Talking to kids about the Boston bombing
The explosions at the Boston Marathon have led many adults to wonder and worry about safety at events that are supposed to be fun and celebratory.
The question then becomes, if adults are having a hard time understanding this tragedy, how can parents talk to their children about what happened? Should parents talk with their children about it?
These are not easy decisions or conversations. While most of us would like to shield children from fear, children know and pick up more than we think.
I recommend that parents do talk with their children about what happened, keeping the following in mind:
* First and most importantly, take care of yourself: Before talking to your child, find ways to get help and comfort for yourself. Make sure you are talking to the child in order to help your child and not as a way to process and make sense of this tragedy for yourself, as adults often need to do.

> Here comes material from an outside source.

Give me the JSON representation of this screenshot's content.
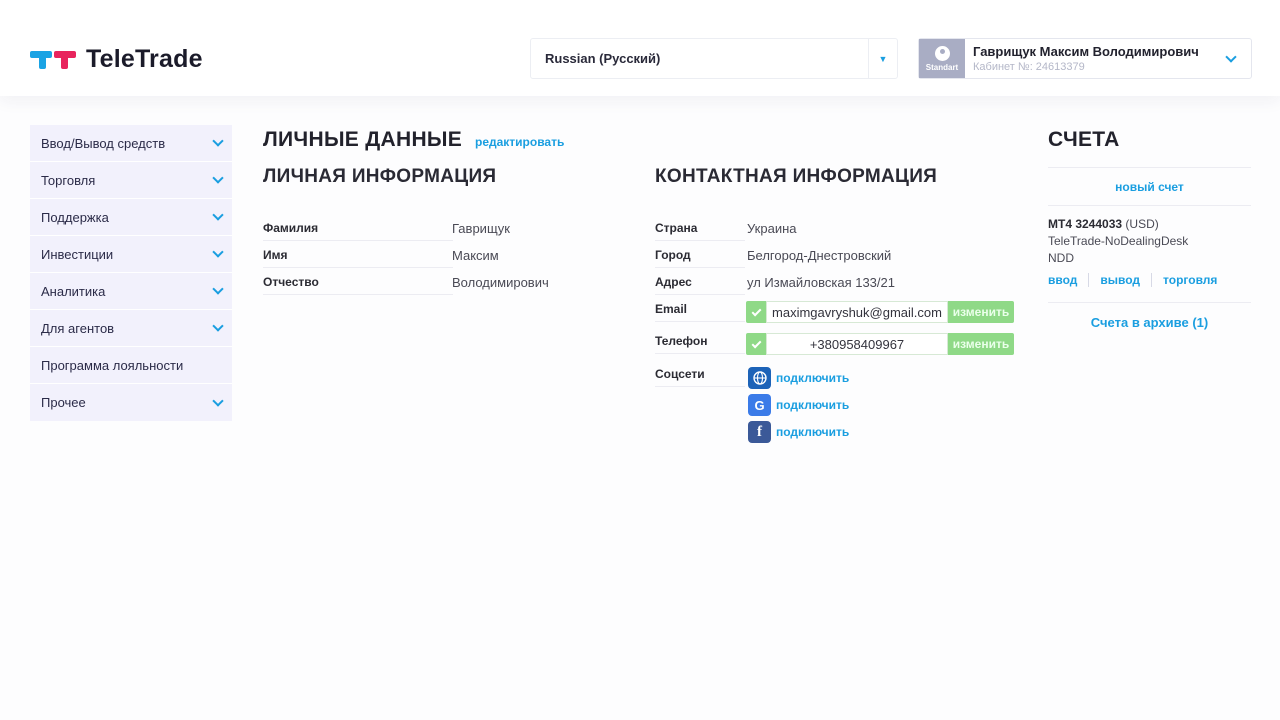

* Start the conversation: Children may be thinking about the incident without bringing their thoughts and concerns to their parents. It is helpful if the parent begins the conversation.
* Find an appropriate time to talk: When talking to your child, choose a place where you can talk without being interrupted. Choose a time when the conversation is not rushed and the child feels s/he can be listened to and have questions answered.
* Find out what your child knows: Before telling the child about what happened, ask an open-ended question about whether they heard what happened in Boston or at a place where people were racing. See what they know.
* Listen: As children tell you what they know or ask questions, give them the space to talk without interruption.
* Keep it simple: Children do not need to know most of the details about the bombings and we do not want to scare them further with facts that are too much for them.
* Make the conversation developmentally appropriate: Young children need brief, simple information balanced with reassurances. Older children will be more vocal and may need more information about efforts to keep them and their community safe. Teenagers may want to discuss the causes of violence in society and may need to discuss what they and their peers can do to be safe.
* Be honest: While children do not need all of the facts, it is important to tell them the truth. Don’t pretend that the event has not occurred or that it is not serious. Children are smart and they may be more worried if they think you are too afraid to tell them what is happening.
* Reassure children that they are safe: While we cannot and do not want to tell children that this will never happen to them, we want to reassure them that most communities and events are safe places.
* Give permission for many different feelings: Explain that all feelings are okay when something scary like this happens. Let children talk about their feelings and help put them into perspective. Younger children may not be able to express their feelings with words, but rather through nonverbal cues.
* Share your feelings: It is okay and important for children to know that the adults in their lives have similar feelings when bad things happen. It is important that you remain in control and monitor your own emotions and tone of voice. If you’re finding it difficult to manage your reactions, you may want to enlist another adult to help you.
* Maintain a “normal” routine: To the extent possible, stick to your family’s normal routine for eating, sleeping, homework, etc. By keeping these routines, it provides a solid foundation for recovery and helps children know they are safe.
* Limit media exposure: Such images can heighten children’s anxiety and fears. Allow breaks for yourself as well.
* Remind children that trustworthy and helpful people are in charge: As Mister Rogers once said: “When I was a boy and I would see scary things in the news, my mother would say to me, ‘Look for the helpers. You will always find people who are helping.’ To this day, especially in times of ‘disaster’, I remember my mother’s words and I am always comforted by realizing that there are still so many helpers-so many caring people in the world.”
Remember, too, that organizations like Jewish Family Service are here to help. If your child exhibits new, troubling behaviors, don’t struggle with it on your own. Licensed clinical social workers who are experts in child development can help to address your child’s anxiety.